Paul in his resurrection chapter proposes a set of suppositional propositions that would be true if Jesus were still in the grave. If that tomb in the garden outside Jerusalem still contained the body of a carpenter from Nazareth, the whole world would be radically different today. Let us look at of these terrible suppositions and possibilities, if Christ is still in the grave.
IF CHRIST IS STILL IN THE GRAVE, THERE IS NO SAVIOUR OR SALVATION. All the prophecies and promises of a coming Messiah and a Kinsman Redeemer found in the Old Testament would be null and void. Isaiah’s promises of a Virgin born Son of God, his prediction of His enthronement upon the throne of David and his graphic description of His sacrifice for the sins of the whole world, would be patently false and the validity and authenticity of the Old Testament would come into question. Of course, the New Testament then would have no foundation upon which to stand.
The riddle of immortality would yet be unsolved. Man would still be seeking an elixir of eternal life and searching for a mythical fountain of youth. The answer and assurance given 4,000 years ago by Job would be a mere mockery. (See Job 19:25-27)
My editorial article just published in the Gold Coast Bulletin newspaper could even subject me to prosecution for making a proven fraudulent claim. In case you did not read it, I will share it with you:
"Shall We Live Again?
"The Easter Season is the time when we are once again called to face the reality of our mortality. A time when we are brought face to face with the age-old question Job asked four thousand years ago in the oldest book in the Bible, “If a man dies, shall he live again?”
The stark reality of man’s mortality is made evident in the life of even the most sceptical. The spectre of death stalks his every step. From the friendly and familiar corridors of our hospitals and hospices, to the far-flung, foreign fields of conflict, death, the common denominator of man’s existence, constantly and continually crashes into our consciousness. The resurrection story insists man face the issue squarely.

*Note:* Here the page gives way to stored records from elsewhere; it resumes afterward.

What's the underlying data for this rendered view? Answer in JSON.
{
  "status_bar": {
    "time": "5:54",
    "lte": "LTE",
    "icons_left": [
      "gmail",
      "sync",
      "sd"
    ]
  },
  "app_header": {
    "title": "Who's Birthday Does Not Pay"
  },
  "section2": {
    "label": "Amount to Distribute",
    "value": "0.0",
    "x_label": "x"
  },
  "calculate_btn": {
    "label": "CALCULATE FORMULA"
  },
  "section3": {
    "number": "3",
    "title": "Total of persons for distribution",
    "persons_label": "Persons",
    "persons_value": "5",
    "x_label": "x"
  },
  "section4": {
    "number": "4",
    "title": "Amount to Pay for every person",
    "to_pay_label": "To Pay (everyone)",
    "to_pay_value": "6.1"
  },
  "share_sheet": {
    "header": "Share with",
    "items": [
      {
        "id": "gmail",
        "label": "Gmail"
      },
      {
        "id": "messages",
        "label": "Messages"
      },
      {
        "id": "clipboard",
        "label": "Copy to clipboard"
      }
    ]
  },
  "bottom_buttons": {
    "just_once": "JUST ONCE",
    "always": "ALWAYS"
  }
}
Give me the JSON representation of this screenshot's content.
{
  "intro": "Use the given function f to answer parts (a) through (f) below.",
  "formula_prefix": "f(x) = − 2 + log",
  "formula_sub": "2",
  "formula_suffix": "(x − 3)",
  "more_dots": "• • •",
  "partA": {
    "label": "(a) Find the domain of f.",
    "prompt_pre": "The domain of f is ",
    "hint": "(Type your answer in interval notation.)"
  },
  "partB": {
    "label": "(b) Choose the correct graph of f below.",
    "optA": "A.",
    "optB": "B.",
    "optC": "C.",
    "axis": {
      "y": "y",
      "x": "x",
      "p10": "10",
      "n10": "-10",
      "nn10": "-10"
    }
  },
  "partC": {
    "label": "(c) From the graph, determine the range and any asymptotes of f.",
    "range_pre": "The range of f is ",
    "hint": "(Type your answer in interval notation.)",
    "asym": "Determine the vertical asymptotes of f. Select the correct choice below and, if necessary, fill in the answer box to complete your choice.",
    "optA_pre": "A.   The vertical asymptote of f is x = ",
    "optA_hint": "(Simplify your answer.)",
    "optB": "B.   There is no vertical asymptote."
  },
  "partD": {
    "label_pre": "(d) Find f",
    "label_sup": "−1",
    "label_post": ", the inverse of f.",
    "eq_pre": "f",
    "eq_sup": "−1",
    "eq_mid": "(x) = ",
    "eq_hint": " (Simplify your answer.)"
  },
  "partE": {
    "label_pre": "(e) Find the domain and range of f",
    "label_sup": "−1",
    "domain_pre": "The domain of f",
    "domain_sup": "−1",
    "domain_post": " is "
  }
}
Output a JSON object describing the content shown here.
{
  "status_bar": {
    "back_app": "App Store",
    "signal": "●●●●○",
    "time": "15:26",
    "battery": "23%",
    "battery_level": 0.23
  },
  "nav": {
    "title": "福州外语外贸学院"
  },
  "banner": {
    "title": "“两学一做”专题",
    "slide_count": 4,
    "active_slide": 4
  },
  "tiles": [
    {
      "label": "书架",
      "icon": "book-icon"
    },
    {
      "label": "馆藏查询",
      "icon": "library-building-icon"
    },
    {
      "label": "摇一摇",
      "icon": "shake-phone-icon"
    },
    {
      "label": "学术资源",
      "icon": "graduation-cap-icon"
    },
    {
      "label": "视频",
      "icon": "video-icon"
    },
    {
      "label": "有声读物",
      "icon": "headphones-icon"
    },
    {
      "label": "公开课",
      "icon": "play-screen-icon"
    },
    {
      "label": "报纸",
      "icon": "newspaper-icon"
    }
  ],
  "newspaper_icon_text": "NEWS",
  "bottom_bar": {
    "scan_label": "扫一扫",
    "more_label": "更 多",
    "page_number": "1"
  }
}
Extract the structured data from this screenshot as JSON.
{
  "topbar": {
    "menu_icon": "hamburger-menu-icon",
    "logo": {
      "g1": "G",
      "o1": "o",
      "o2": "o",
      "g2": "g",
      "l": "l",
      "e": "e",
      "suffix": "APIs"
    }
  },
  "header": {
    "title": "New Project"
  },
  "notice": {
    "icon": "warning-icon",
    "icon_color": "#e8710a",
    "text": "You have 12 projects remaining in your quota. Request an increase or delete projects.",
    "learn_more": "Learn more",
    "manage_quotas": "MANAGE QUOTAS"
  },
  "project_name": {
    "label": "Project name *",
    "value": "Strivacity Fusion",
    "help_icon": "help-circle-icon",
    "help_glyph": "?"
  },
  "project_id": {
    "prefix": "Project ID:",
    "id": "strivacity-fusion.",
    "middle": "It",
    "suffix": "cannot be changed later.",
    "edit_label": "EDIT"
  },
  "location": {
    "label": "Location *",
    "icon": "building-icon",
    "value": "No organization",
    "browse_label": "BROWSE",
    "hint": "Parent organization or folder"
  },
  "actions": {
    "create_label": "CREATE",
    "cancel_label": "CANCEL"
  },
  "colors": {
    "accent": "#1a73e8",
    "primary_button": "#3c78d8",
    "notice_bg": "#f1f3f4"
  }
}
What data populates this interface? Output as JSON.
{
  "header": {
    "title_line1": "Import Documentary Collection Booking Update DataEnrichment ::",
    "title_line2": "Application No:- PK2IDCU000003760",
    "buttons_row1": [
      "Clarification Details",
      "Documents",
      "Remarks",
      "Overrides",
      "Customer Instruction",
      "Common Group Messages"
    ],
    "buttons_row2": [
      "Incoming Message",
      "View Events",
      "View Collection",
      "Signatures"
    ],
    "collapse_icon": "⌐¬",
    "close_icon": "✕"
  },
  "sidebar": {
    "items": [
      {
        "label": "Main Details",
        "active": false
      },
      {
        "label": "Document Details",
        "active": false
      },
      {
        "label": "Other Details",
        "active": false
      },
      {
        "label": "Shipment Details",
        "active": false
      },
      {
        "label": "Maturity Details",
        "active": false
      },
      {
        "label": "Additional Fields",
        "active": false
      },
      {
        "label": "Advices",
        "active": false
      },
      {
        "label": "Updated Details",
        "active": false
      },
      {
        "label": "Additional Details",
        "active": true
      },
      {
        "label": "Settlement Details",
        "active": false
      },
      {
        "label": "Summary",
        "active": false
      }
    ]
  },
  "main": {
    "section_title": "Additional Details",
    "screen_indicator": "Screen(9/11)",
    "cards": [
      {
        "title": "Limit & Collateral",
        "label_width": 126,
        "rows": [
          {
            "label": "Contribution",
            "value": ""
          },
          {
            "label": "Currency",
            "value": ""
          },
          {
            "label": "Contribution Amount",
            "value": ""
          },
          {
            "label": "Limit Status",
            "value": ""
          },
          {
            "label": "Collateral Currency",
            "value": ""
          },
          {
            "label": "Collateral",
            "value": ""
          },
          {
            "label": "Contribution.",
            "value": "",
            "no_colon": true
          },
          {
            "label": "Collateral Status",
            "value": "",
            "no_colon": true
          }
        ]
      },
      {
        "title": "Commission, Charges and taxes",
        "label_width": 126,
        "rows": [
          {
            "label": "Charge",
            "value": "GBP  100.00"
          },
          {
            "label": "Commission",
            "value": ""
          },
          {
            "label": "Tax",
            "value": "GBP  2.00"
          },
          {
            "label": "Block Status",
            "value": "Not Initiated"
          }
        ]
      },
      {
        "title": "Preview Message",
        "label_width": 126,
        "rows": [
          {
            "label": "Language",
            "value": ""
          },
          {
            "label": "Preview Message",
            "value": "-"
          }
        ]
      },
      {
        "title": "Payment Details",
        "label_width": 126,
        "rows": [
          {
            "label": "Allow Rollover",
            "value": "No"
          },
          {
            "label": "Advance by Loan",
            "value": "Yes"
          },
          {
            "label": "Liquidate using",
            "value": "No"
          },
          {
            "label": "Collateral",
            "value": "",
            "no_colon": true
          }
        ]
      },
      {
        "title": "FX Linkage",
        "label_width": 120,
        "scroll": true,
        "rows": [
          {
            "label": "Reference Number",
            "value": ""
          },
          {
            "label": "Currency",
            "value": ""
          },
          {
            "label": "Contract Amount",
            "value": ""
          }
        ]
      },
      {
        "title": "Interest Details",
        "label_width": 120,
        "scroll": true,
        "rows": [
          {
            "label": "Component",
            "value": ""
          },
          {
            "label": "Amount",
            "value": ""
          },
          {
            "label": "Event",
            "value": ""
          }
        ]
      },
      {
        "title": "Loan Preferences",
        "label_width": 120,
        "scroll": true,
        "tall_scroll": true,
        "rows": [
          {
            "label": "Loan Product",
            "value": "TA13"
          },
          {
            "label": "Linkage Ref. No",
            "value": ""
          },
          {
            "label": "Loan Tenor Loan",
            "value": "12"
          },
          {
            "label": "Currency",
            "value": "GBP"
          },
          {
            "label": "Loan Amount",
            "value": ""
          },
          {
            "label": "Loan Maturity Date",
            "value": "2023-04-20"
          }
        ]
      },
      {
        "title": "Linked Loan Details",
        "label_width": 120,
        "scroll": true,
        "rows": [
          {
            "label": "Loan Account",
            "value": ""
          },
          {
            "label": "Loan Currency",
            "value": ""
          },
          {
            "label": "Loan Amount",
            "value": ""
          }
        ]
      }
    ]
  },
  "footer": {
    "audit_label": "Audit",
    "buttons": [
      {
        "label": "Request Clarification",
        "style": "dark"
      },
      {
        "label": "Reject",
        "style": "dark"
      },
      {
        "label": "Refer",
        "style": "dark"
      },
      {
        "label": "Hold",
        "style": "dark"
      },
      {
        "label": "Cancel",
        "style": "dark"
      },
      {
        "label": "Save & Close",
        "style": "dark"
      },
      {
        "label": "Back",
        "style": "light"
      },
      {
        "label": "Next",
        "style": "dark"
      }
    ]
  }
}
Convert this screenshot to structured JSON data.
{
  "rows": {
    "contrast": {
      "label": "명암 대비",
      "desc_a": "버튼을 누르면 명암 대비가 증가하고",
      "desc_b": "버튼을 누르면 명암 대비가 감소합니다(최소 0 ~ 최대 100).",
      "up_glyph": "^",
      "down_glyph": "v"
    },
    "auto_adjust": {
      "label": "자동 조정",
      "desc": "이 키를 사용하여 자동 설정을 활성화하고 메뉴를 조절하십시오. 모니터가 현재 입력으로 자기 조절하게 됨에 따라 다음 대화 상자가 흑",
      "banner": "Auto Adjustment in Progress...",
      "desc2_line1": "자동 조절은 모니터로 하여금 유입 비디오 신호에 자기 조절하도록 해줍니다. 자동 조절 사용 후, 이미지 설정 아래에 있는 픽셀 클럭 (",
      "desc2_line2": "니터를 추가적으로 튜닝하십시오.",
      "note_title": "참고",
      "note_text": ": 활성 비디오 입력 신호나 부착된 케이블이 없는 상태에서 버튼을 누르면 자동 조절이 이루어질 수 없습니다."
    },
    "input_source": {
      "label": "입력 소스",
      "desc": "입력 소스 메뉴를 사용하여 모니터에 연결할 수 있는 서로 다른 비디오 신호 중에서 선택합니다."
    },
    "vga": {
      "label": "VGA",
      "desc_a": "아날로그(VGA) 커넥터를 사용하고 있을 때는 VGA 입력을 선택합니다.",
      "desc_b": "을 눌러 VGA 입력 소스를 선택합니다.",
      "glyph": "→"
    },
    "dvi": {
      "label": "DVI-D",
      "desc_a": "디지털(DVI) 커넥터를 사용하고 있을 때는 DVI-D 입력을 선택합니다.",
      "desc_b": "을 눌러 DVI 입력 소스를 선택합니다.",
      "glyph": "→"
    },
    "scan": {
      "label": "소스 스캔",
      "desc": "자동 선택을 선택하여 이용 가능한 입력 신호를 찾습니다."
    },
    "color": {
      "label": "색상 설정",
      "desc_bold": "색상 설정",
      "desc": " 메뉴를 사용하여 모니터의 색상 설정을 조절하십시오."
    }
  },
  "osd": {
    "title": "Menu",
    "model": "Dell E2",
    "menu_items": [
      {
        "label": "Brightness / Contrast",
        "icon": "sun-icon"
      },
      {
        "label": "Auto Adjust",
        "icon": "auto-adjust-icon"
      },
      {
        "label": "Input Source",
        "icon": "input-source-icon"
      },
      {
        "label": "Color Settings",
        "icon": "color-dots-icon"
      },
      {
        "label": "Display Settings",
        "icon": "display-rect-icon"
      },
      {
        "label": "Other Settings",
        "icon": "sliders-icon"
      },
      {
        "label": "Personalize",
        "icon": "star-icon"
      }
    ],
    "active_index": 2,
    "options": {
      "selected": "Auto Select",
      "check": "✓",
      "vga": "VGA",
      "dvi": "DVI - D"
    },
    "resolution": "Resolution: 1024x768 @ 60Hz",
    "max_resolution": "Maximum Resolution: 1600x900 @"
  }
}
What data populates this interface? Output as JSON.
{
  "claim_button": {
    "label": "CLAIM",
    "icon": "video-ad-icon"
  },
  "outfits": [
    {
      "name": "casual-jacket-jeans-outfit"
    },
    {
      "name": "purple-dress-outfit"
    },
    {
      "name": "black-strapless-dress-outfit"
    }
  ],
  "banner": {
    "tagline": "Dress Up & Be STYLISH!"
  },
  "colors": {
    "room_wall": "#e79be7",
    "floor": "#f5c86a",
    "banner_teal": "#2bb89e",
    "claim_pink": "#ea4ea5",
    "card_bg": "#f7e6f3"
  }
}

In it, God urges man to come to grips with the implications of his mortal existence and admit the hopelessness of his dilemma; unless an answer comes from a higher source.
Does the resurrection story give us the real answer to Job’s proposition? Some scoff at such a proposition as a ridiculous paradox. Some shudder at it as a dreadful possibility. Some, not as wise as Job, turn to history outside God’s Word and are led only to the grave and left there. Because secular history is merely mute about the matter. It neither confirms nor denies the prospect of an afterlife. Some turn to science, but find no laboratory, apparatus or technique for analyzing life or death or discovering the fate of a soul. Some rely upon philosophy and find themselves free to speculate and posit theories, but in the end find their hypotheses unreliable, for philosophy has no reliable means of testing its conclusions.
Some of us turn to the only true and reliable source, the Word of God, and find there the only authoritative and satisfying answer to man’s perpetual quest for immortality. We cherish this hope as the established answer. Our hearts vibrate within us as we contemplate Paul’s climatic cry in his resurrection chapter, "O death where is thy sting? O grave, where is thy victory? The sting of death is sin; the strength of sin is the law. But thanks be unto God which giveth us the victory through our Lord Jesus Christ!" Our souls are then thrilled by the words of Jesus: “Whosoever liveth and believeth in me shall never, never die!”